By John Lewis Gaddis | Go to book overview

5
The Origins of Self-Deterrence: The United States and the Non-Use of Nuclear Weapons, 1945-1958

WITHIN the vast hangar that houses the Air Force History Museum, outside Dayton, Ohio, there rests, like some gigantic stuffed pterodactyl, what must be one of the most imposing artifacts of the nuclear age: an entire, intact, B-36 bomber, with its six rear-mounted propellors, its four jet-booster engines, its extended cylindrical fuselage that was in fact little more than an unpressurized bomb-rack, its great drooping wings stretching almost the length of a football field, its miles of wiring, linking what was, in its day, the latest in vacuum-tube technology. Built and deployed during the late 1940's, the B-36 was capable of carrying a 10,000 pound bomb load 10,000 miles: it could, at least in theory, have taken off from bases in the United States, dropped its lethal cargo over Soviet targets, and then returned, all without refueling. Four hundred forty-six of these behemoths were eventually built, at a cost of more than a billion and a half dollars.
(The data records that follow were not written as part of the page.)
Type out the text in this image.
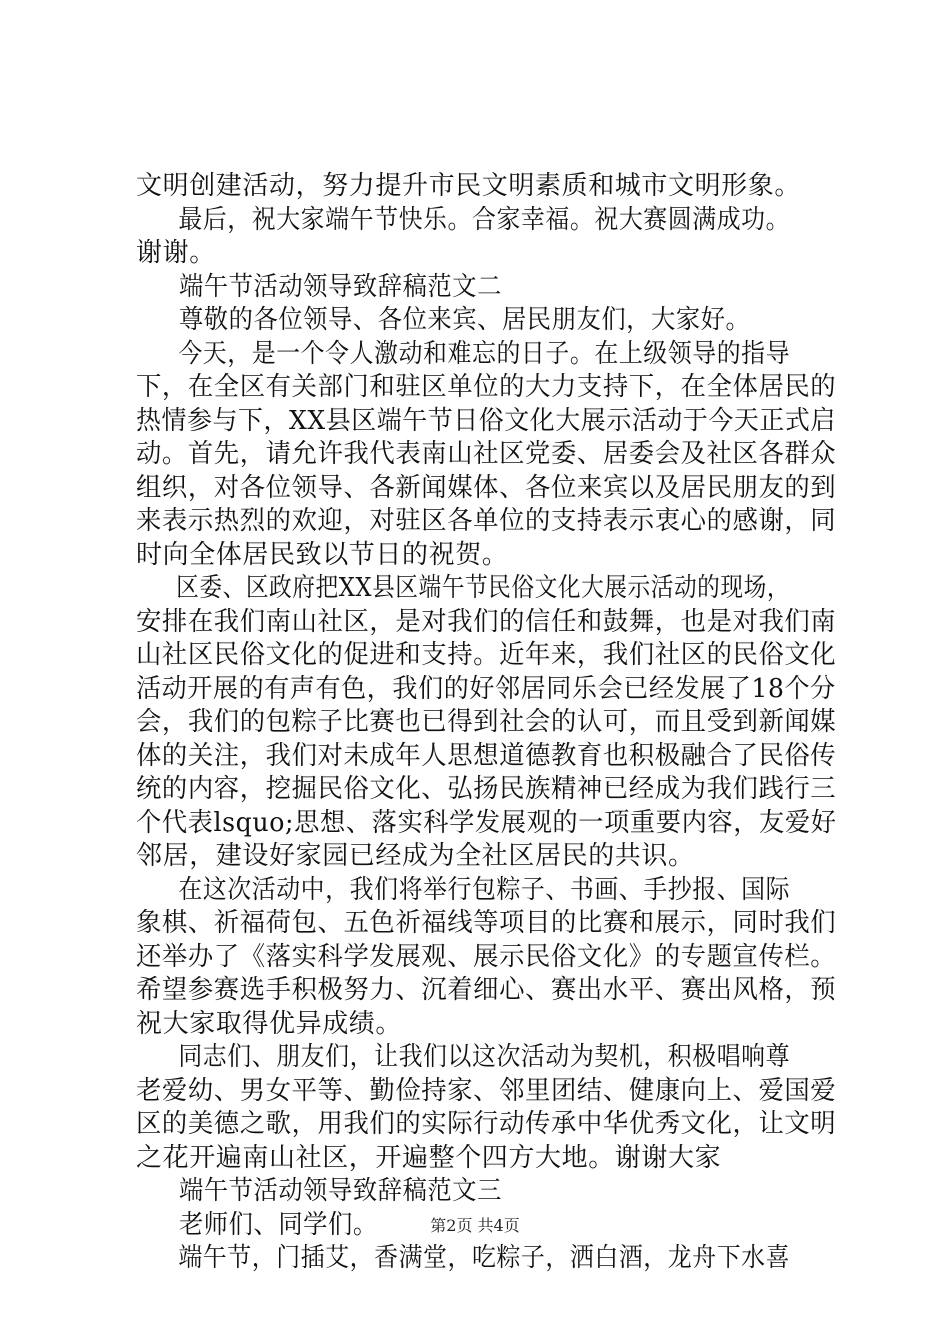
文明创建活动，努力提升市民文明素质和城市文明形象。
最后，祝大家端午节快乐。合家幸福。祝大赛圆满成功。
谢谢。
端午节活动领导致辞稿范文二
尊敬的各位领导、各位来宾、居民朋友们，大家好。
今天，是一个令人激动和难忘的日子。在上级领导的指导
下，在全区有关部门和驻区单位的大力支持下，在全体居民的
热情参与下，XX县区端午节日俗文化大展示活动于今天正式启
动。首先，请允许我代表南山社区党委、居委会及社区各群众
组织，对各位领导、各新闻媒体、各位来宾以及居民朋友的到
来表示热烈的欢迎，对驻区各单位的支持表示衷心的感谢，同
时向全体居民致以节日的祝贺。
区委、区政府把XX县区端午节民俗文化大展示活动的现场，
安排在我们南山社区，是对我们的信任和鼓舞，也是对我们南
山社区民俗文化的促进和支持。近年来，我们社区的民俗文化
活动开展的有声有色，我们的好邻居同乐会已经发展了18个分
会，我们的包粽子比赛也已得到社会的认可，而且受到新闻媒
体的关注，我们对未成年人思想道德教育也积极融合了民俗传
统的内容，挖掘民俗文化、弘扬民族精神已经成为我们践行三
个代表lsquo;思想、落实科学发展观的一项重要内容，友爱好
邻居，建设好家园已经成为全社区居民的共识。
在这次活动中，我们将举行包粽子、书画、手抄报、国际
象棋、祈福荷包、五色祈福线等项目的比赛和展示，同时我们
还举办了《落实科学发展观、展示民俗文化》的专题宣传栏。
希望参赛选手积极努力、沉着细心、赛出水平、赛出风格，预
祝大家取得优异成绩。
同志们、朋友们，让我们以这次活动为契机，积极唱响尊
老爱幼、男女平等、勤俭持家、邻里团结、健康向上、爱国爱
区的美德之歌，用我们的实际行动传承中华优秀文化，让文明
之花开遍南山社区，开遍整个四方大地。谢谢大家
端午节活动领导致辞稿范文三
老师们、同学们。
端午节，门插艾，香满堂，吃粽子，洒白酒，龙舟下水喜
第2页 共4页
Not one of them ever dropped a single bomb in combat. 1

Once weapons are developed, it is often asserted, occasions will be found to use them. As with most truisms, this one is not always true; indeed, the nuclear era has made departures from it seem more the rule than the exception. Not only was the B-36 with its Volkswagen-sized thermonuclear weapons never used in anger: whole generations of intermediate- and intercontinentalrange ballistic missiles have been built, deployed, and eventually dismantled

This paper was prepared for a seminar at the Institute of War and Peace Studies at Columbia University, organized by Robert Jervis and held in October, 1985. It has not been previously published.